Awards season fashion? Expect to see a lot of bland full-length gowns.
As Oscar season approaches, it’s worth remembering that the red carpet is to fashion what Twitter is to reasoned discourse – it dilutes it to a series of easily digestible and forgettable hits.
“Look forward to”? I’m sorry, Samantha, I think you must have mixed up your letters and sent the one intended for In Style magazine to me and vice-versa. Someone at In Style is doubtless now wondering why they were sent a letter full of sarkiness and references to 80s movies.
Unlike you, Samantha, I’m afraid I hate the red carpet. The red carpet is to fashion what Twitter is to reasoned discourse: it dilutes it to nothing but a series of quick, easily digestible and instantly forgettable hits that will be endlessly discussed within the shouty echo-chamber of commentators, and then repeats the whole process at the next awards event ad nauseum.
And just as Twitter reduces reasoned argument to a series of playground insults and point scoring, so the red carpet diminishes fashion to a series of full-length bland gowns designed purely to make the wearer look thinner and to keep her out of the dreaded “Worst Dressed” column in magazines.
That in itself is fine. Boring, obviously, but fine. All of you actresses want to dress in long beige dresses? Hey, whatever floats your boat, or yacht, I guess, in this case. What makes it not fine is the importance the fashion industry then places on the red carpet, which is depressing and hilarious because not very long ago it was the other way around.
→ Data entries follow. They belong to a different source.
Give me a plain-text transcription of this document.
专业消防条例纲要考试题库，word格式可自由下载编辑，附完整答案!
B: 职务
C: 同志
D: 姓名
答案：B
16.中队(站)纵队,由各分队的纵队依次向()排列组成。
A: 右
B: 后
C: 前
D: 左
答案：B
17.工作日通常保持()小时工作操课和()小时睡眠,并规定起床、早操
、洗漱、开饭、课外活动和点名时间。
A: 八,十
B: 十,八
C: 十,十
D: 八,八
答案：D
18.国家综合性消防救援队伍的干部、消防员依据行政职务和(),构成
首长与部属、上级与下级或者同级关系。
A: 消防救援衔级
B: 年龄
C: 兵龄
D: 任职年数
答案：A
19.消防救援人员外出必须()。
All of, ooh, about 25 years ago, before the internet existed, and before celebrity fashion was deemed so important that it merited at least 27 weekly magazines devoted to this subject, red-carpet fashion hardly existed. Oh sure, celebrities wore nice clothes to events, and sometimes these clothes were so amazing they became famous in themselves (three words: Cher/Bob Mackie) – but neither the celebrities nor the designers saw the clothes as anything potentially career-making or breaking.
Things began to change in 1996 when Sharon Stone, of all people, wore a Gap polo neck to the Oscars (along with some other clothes, presumably, although with Stone you never know) and the store promptly saw profits soar. (Stone, always attuned to what gets attention, repeated the trick two years later when she wore a white button-down shirt from Gap to the Oscars.) The inevitable then duly came to pass.